Sauna for your stress
Saunas have also been found to reduce stress. Sitting in the sauna increases circulation and promotes relaxation and combined with the heat, facilitates the release of endorphins allowing one to feel better and usually, happier. The perception of pain may be diminished due to the body’s reaction to the heat, the muscles relax, so people with tense muscles can feel better with sauna sessions. While in the sauna you could also meditate which adds to the relaxation.
Be careful in the sauna
While the sauna can provide several health-related benefits, there risks that need to be considered as well. Before and after sauna use, it is important to drink plenty of water to replace the fluid lost from excessive sweating that occurs. It is also advised to not spend more than 20 minutes in the sauna at a given time, especially if it is the first time sitting in a sauna. Begin with a 5-minute session and increase slowly to adjust to the dry heat. Lastly, since the sauna may potentially lower blood pressure, people with already low blood pressures should talk with their healthcare provide before beginning sauna use. Overall, be careful and have a good time in the sauna while at the same time, improving your health.

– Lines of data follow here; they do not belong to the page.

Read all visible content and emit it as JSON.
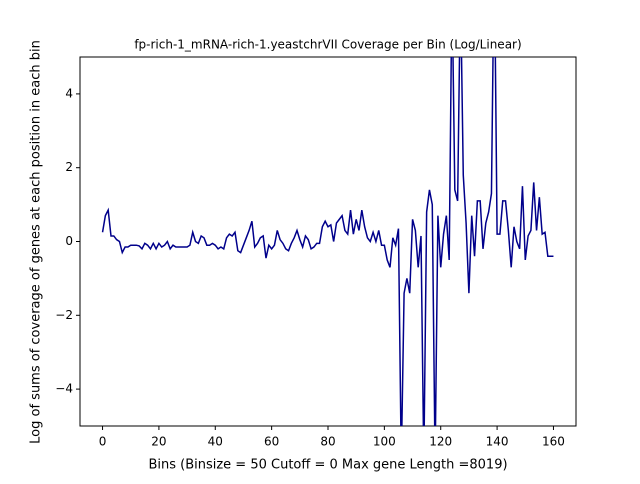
{
  "chart_data": {
    "type": "line",
    "title": "fp-rich-1_mRNA-rich-1.yeastchrVII Coverage per Bin (Log/Linear)",
    "x_label": "Bins  (Binsize = 50 Cutoff = 0 Max gene Length =8019)",
    "y_label": "Log of sums of coverage of genes at each position in each bin",
    "color": "#00008b",
    "x": [
      0,
      1,
      2,
      3,
      4,
      5,
      6,
      7,
      8,
      9,
      10,
      11,
      12,
      13,
      14,
      15,
      16,
      17,
      18,
      19,
      20,
      21,
      22,
      23,
      24,
      25,
      26,
      27,
      28,
      29,
      30,
      31,
      32,
      33,
      34,
      35,
      36,
      37,
      38,
      39,
      40,
      41,
      42,
      43,
      44,
      45,
      46,
      47,
      48,
      49,
      50,
      51,
      52,
      53,
      54,
      55,
      56,
      57,
      58,
      59,
      60,
      61,
      62,
      63,
      64,
      65,
      66,
      67,
      68,
      69,
      70,
      71,
      72,
      73,
      74,
      75,
      76,
      77,
      78,
      79,
      80,
      81,
      82,
      83,
      84,
      85,
      86,
      87,
      88,
      89,
      90,
      91,
      92,
      93,
      94,
      95,
      96,
      97,
      98,
      99,
      100,
      101,
      102,
      103,
      104,
      105,
      106,
      107,
      108,
      109,
      110,
      111,
      112,
      113,
      114,
      115,
      116,
      117,
      118,
      119,
      120,
      121,
      122,
      123,
      124,
      125,
      126,
      127,
      128,
      129,
      130,
      131,
      132,
      133,
      134,
      135,
      136,
      137,
      138,
      139,
      140,
      141,
      142,
      143,
      144,
      145,
      146,
      147,
      148,
      149,
      150,
      151,
      152,
      153,
      154,
      155,
      156,
      157,
      158,
      159,
      160
    ],
    "values": [
      0.25,
      0.7,
      0.85,
      0.15,
      0.15,
      0.05,
      0.0,
      -0.3,
      -0.15,
      -0.15,
      -0.1,
      -0.1,
      -0.1,
      -0.12,
      -0.2,
      -0.05,
      -0.1,
      -0.2,
      -0.05,
      -0.2,
      -0.05,
      -0.15,
      -0.1,
      0.0,
      -0.2,
      -0.1,
      -0.15,
      -0.15,
      -0.15,
      -0.15,
      -0.15,
      -0.1,
      0.25,
      0.0,
      -0.05,
      0.15,
      0.1,
      -0.1,
      -0.1,
      -0.05,
      -0.1,
      -0.2,
      -0.15,
      -0.2,
      0.1,
      0.2,
      0.15,
      0.25,
      -0.25,
      -0.3,
      -0.1,
      0.1,
      0.3,
      0.55,
      -0.15,
      -0.05,
      0.1,
      0.15,
      -0.45,
      -0.1,
      -0.2,
      -0.1,
      0.3,
      0.05,
      -0.05,
      -0.2,
      -0.25,
      -0.05,
      0.1,
      0.3,
      0.05,
      -0.15,
      0.15,
      0.05,
      -0.2,
      -0.15,
      -0.05,
      -0.05,
      0.4,
      0.55,
      0.4,
      0.45,
      0.0,
      0.5,
      0.6,
      0.7,
      0.3,
      0.2,
      0.85,
      0.2,
      0.6,
      0.3,
      0.85,
      0.4,
      0.1,
      0.0,
      0.25,
      0.0,
      0.3,
      -0.1,
      -0.1,
      -0.5,
      -0.7,
      0.1,
      -0.1,
      0.35,
      -6,
      -1.4,
      -1.0,
      -1.4,
      0.6,
      0.3,
      -0.7,
      0.15,
      -6,
      0.8,
      1.4,
      1.0,
      -6,
      0.7,
      -0.7,
      0.2,
      0.7,
      -0.5,
      7,
      1.4,
      1.1,
      7,
      1.8,
      0.5,
      -1.4,
      0.7,
      -0.4,
      1.1,
      1.1,
      -0.2,
      0.5,
      0.8,
      1.3,
      8,
      0.2,
      0.2,
      1.1,
      1.1,
      0.3,
      -0.7,
      0.4,
      0.0,
      -0.2,
      1.5,
      -0.5,
      0.15,
      0.3,
      1.6,
      0.3,
      1.2,
      0.2,
      0.25,
      -0.4,
      -0.4,
      -0.4
    ],
    "xlim": [
      -8,
      168
    ],
    "ylim": [
      -5,
      5
    ],
    "xticks": [
      0,
      20,
      40,
      60,
      80,
      100,
      120,
      140,
      160
    ],
    "yticks": [
      {
        "value": -4,
        "label": "−4"
      },
      {
        "value": -2,
        "label": "−2"
      },
      0,
      2,
      4
    ]
  }
}
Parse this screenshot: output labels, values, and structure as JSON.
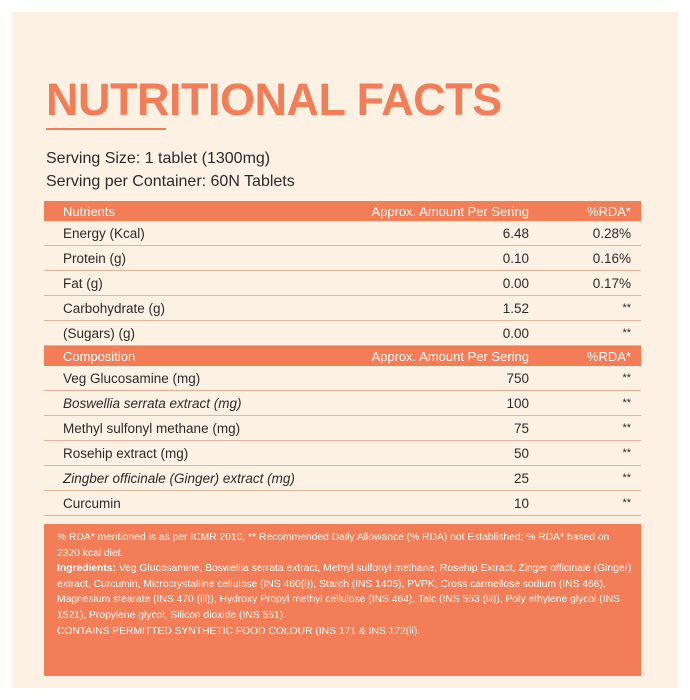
{
  "title": "NUTRITIONAL FACTS",
  "serving": {
    "size": "Serving Size: 1 tablet (1300mg)",
    "per_container": "Serving per Container: 60N Tablets"
  },
  "nutrients_header": {
    "col1": "Nutrients",
    "col2": "Approx. Amount Per Sering",
    "col3": "%RDA*"
  },
  "nutrients": [
    {
      "name": "Energy (Kcal)",
      "amount": "6.48",
      "rda": "0.28%"
    },
    {
      "name": "Protein (g)",
      "amount": "0.10",
      "rda": "0.16%"
    },
    {
      "name": "Fat (g)",
      "amount": "0.00",
      "rda": "0.17%"
    },
    {
      "name": "Carbohydrate (g)",
      "amount": "1.52",
      "rda": "**"
    },
    {
      "name": "(Sugars) (g)",
      "amount": "0.00",
      "rda": "**"
    }
  ],
  "composition_header": {
    "col1": "Composition",
    "col2": "Approx. Amount Per Sering",
    "col3": "%RDA*"
  },
  "composition": [
    {
      "name": "Veg Glucosamine (mg)",
      "amount": "750",
      "rda": "**"
    },
    {
      "name": "Boswellia serrata extract (mg)",
      "amount": "100",
      "rda": "**"
    },
    {
      "name": "Methyl sulfonyl methane (mg)",
      "amount": "75",
      "rda": "**"
    },
    {
      "name": "Rosehip extract (mg)",
      "amount": "50",
      "rda": "**"
    },
    {
      "name": "Zingber officinale (Ginger) extract (mg)",
      "amount": "25",
      "rda": "**"
    },
    {
      "name": "Curcumin",
      "amount": "10",
      "rda": "**"
    }
  ],
  "notes": {
    "rda_note": "% RDA* mentioned is as per ICMR 2010, ** Recommended Daily Allowance (% RDA) not Established; % RDA* based on 2320 kcal diet.",
    "ingredients_label": "Ingredients:",
    "ingredients_text": "Veg Glucosamine, Boswellia serrata extract, Methyl sulfonyl methane, Rosehip Extract, Zinger officinale (Ginger) extract, Curcumin, Microcrystalline cellulose (INS 460(i)), Starch (INS 1405), PVPK, Cross carmellose sodium (INS 466), Magnesium stearate (INS 470 (iii)), Hydroxy Propyl methyl cellulose (INS 464), Talc (INS 553 (iii)), Poly ethylene glycol (INS 1521), Propylene glycol, Silicon dioxide (INS 551).",
    "colour_note": "CONTAINS PERMITTED SYNTHETIC FOOD COLOUR (INS 171 & INS 172(ii)."
  },
  "colors": {
    "accent": "#f27d57",
    "background": "#fdf1e4",
    "text": "#2b2b2b"
  }
}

Bauer, Brent A. “Do Infrared Saunas Have Any Health Benefits?” Mayo Clinic, Mayo Foundation for Medical Education and Research, 12 June 2020, www.mayoclinic.org/healthy-lifestyle/consumer-health/expert-answers/infrared-sauna/faq-20057954.
“Sauna Health Benefits: Are Saunas Healthy or Harmful?” Harvard Health, Harvard Health Publishing, 14 May 2020, www.health.harvard.edu/staying-healthy/saunas-and-your-health.